McGrath shoved aside her half-eaten fish and picked up the photo. She angled it to catch the light and studied it closely. A faint frown played across her features.
Green’s interest quickened. “What?”
She shook her head and peered more closely. Her frown deepened. Then she tapped at one of the men in the photo. He was posed behind the others, leaning against the hood of an army truck. His helmet cast much of his face in shadow.
“This man. I can’t be sure, but I think . . .” She looked up at him, her eyes widened with excitement. “Mike, I think he might have been the other man in the bar the night Oliver was killed. The man talking to the killer beforehand.”
“You mean the guy who gave you the fake ID? And claimed he had no idea who the killer was?”
“The very one. And if you believe that, I’ve got a schooner full of flying codfish to sell you!”
The minute they arrived back at the Halifax Police Station, Green put in a call to Gibbs. The young detective sounded as if he were fairly bursting with news.
“We’ve uncovered another possible military connection, sir! At least, Sue—Detective Peters has. At the Voyageur Bus Station. Th-th . . .” He took a deep breath as if to slow himself, and Green could almost see his Adam’s apple bobbing. “This morning she took the photos of Patricia Ross and her purse to the bus station to see if anyone remembered her buying a ticket there. And . . . it took two shifts, but you know Sue, she sticks to things, and on the afternoon shift she found a floor cleaner who remembered Patricia. Said she wore a hole in his floor pacing up and down, going outside every ten minutes for a smoke while she waited for the bus. And guess where she caught the bus to?”
Green’s pulse leaped. “Petawawa.”
/> There was abrupt silence on the phone, as if Gibbs had even stopped breathing. “How did you know?”
“You said there was a military connection. There aren’t too many Canadian Forces bases within bussing distance to Ottawa. And Petawawa is home to a large infantry regiment that has gone on numerous peacekeeping missions.” Sensing Gibbs’s disappointment, Green reined in his racing thoughts. “What day did she go?”
“M-monday the 17th. Almost a week after she arrived.”
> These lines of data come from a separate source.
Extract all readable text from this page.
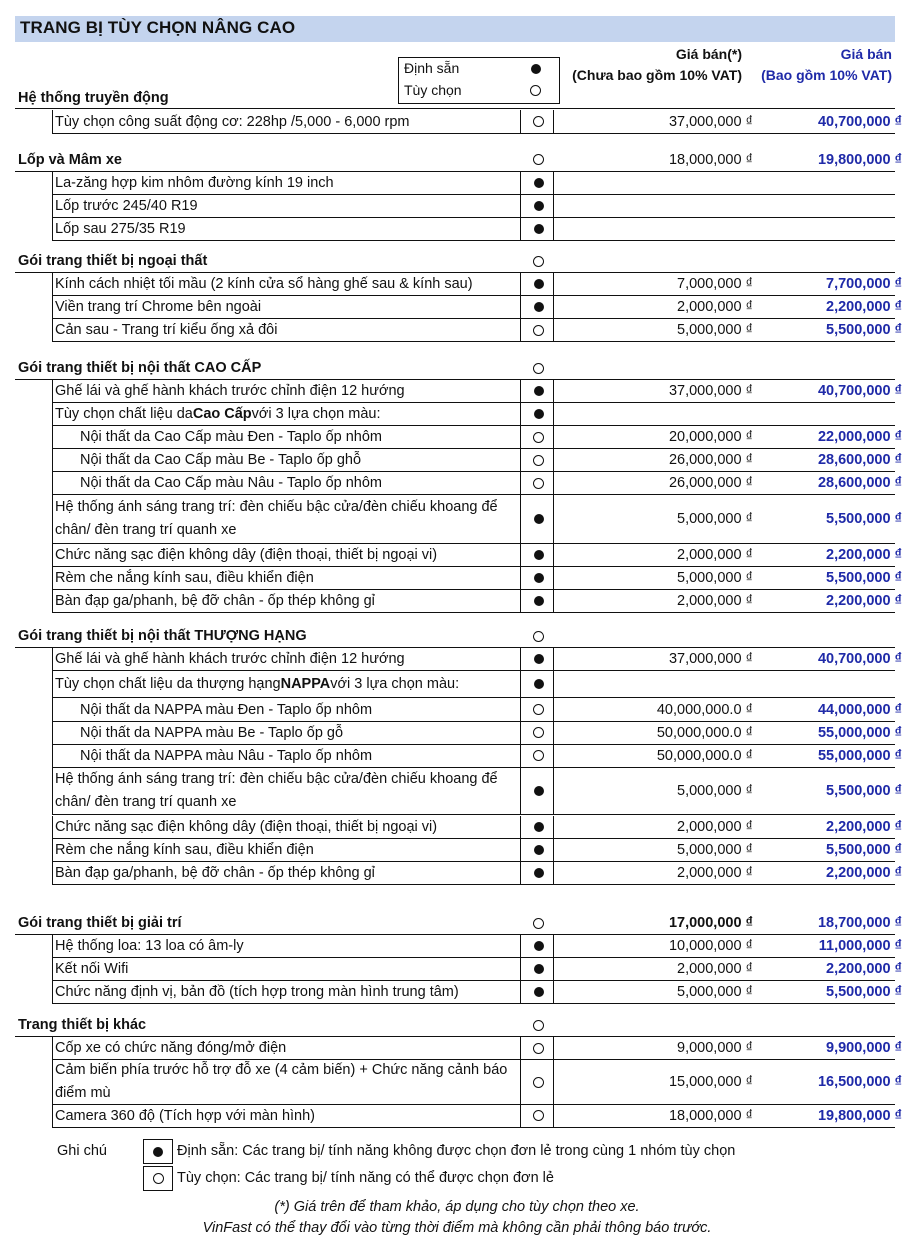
TRANG BỊ TÙY CHỌN NÂNG CAO
Định sẵn
Tùy chọn
Giá bán(*)
(Chưa bao gồm 10% VAT)
Giá bán
(Bao gồm 10% VAT)
Hệ thống truyền động
Tùy chọn công suất động cơ: 228hp /5,000 - 6,000 rpm	37,000,000 ₫	40,700,000 ₫
Lốp và Mâm xe	18,000,000 ₫	19,800,000 ₫
La-zăng hợp kim nhôm đường kính 19 inch
Lốp trước 245/40 R19
Lốp sau 275/35 R19
Gói trang thiết bị ngoại thất
Kính cách nhiệt tối mầu (2 kính cửa sổ hàng ghế sau & kính sau)	7,000,000 ₫	7,700,000 ₫
Viền trang trí Chrome bên ngoài	2,000,000 ₫	2,200,000 ₫
Cản sau - Trang trí kiểu ống xả đôi	5,000,000 ₫	5,500,000 ₫
Gói trang thiết bị nội thất CAO CẤP
Ghế lái và ghế hành khách trước chỉnh điện 12 hướng	37,000,000 ₫	40,700,000 ₫
Tùy chọn chất liệu da Cao Cấp với 3 lựa chọn màu:
Nội thất da Cao Cấp màu Đen - Taplo ốp nhôm	20,000,000 ₫	22,000,000 ₫
Nội thất da Cao Cấp màu Be - Taplo ốp ghỗ	26,000,000 ₫	28,600,000 ₫
Nội thất da Cao Cấp màu Nâu - Taplo ốp nhôm	26,000,000 ₫	28,600,000 ₫
Hệ thống ánh sáng trang trí: đèn chiếu bậc cửa/đèn chiếu khoang để chân/ đèn trang trí quanh xe
5,000,000 ₫	5,500,000 ₫
Chức năng sạc điện không dây (điện thoại, thiết bị ngoại vi)	2,000,000 ₫	2,200,000 ₫
Rèm che nắng kính sau, điều khiển điện	5,000,000 ₫	5,500,000 ₫
Bàn đạp ga/phanh, bệ đỡ chân - ốp thép không gỉ	2,000,000 ₫	2,200,000 ₫
Gói trang thiết bị nội thất THƯỢNG HẠNG
Ghế lái và ghế hành khách trước chỉnh điện 12 hướng	37,000,000 ₫	40,700,000 ₫
Tùy chọn chất liệu da thượng hạng NAPPA với 3 lựa chọn màu:
Nội thất da NAPPA màu Đen - Taplo ốp nhôm	40,000,000.0 ₫	44,000,000 ₫
Nội thất da NAPPA màu Be - Taplo ốp gỗ	50,000,000.0 ₫	55,000,000 ₫
Nội thất da NAPPA màu Nâu - Taplo ốp nhôm	50,000,000.0 ₫	55,000,000 ₫
Hệ thống ánh sáng trang trí: đèn chiếu bậc cửa/đèn chiếu khoang để chân/ đèn trang trí quanh xe
5,000,000 ₫	5,500,000 ₫
Chức năng sạc điện không dây (điện thoại, thiết bị ngoại vi)	2,000,000 ₫	2,200,000 ₫
Rèm che nắng kính sau, điều khiển điện	5,000,000 ₫	5,500,000 ₫
Bàn đạp ga/phanh, bệ đỡ chân - ốp thép không gỉ	2,000,000 ₫	2,200,000 ₫
Gói trang thiết bị giải trí	17,000,000 ₫	18,700,000 ₫
Hệ thống loa: 13 loa có âm-ly	10,000,000 ₫	11,000,000 ₫
Kết nối Wifi	2,000,000 ₫	2,200,000 ₫
Chức năng định vị, bản đồ (tích hợp trong màn hình trung tâm)	5,000,000 ₫	5,500,000 ₫
Trang thiết bị khác
Cốp xe có chức năng đóng/mở điện	9,000,000 ₫	9,900,000 ₫
Cảm biến phía trước hỗ trợ đỗ xe (4 cảm biến) + Chức năng cảnh báo điểm mù
15,000,000 ₫	16,500,000 ₫
Camera 360 độ (Tích hợp với màn hình)	18,000,000 ₫	19,800,000 ₫
Ghi chú	Định sẵn: Các trang bị/ tính năng không được chọn đơn lẻ trong cùng 1 nhóm tùy chọn
Tùy chọn: Các trang bị/ tính năng có thể được chọn đơn lẻ
(*) Giá trên để tham khảo, áp dụng cho tùy chọn theo xe.
VinFast có thể thay đổi vào từng thời điểm mà không cần phải thông báo trước.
And almost a week before she died, Green thought. More and more he was convinced she’d been on the trail of someone, and had stirred up a hornet’s nest along the way. “Excellent work, Bob,” he said. “Once we know Daniel Oliver’s military associates, maybe we’ll be able to determine who she went to see. Anything else come up today?”
“That reporter from the Sun called, sir. Frank Corelli. His witness agreed to a meet. I wanted to wait to check in with you, but I figured it was more important to get her information, so we set it up for noon today over at Confederation Park. It’s a busy enough place, especially at lunch hour, that I figured our surveillance teams wouldn’t be obvious. Staff Sergeant Larocque gave me half a dozen patrol officers to cover it, and I figured we’d have no trouble picking her up.”
“After she talked to Frank, I hope. Otherwise, she’s likely to shut up like a clam.” Green glanced at his watch. Five thirty. Which meant it was four thirty in Ottawa, well past the rendezvous time. Something in Gibbs’s tone suggested trouble. “How did it go?”
“She didn’t show, sir. We waited a full hour, and Corelli sat in plain view on a park bench with the Sun open in front of him.”
“Maybe the surveillance was too obvious.”
“Maybe, sir, but not a single woman came near him. Or even seemed to be watching him.”
“She was probably just testing his interest. Tell Frank to be ready, because I think she may call again, demanding a higher price.”
“Either that or she has nothing to sell,” Gibbs said. He sounded frustrated. “It may all have been just a bid for attention. She tied up a lot of resources today.”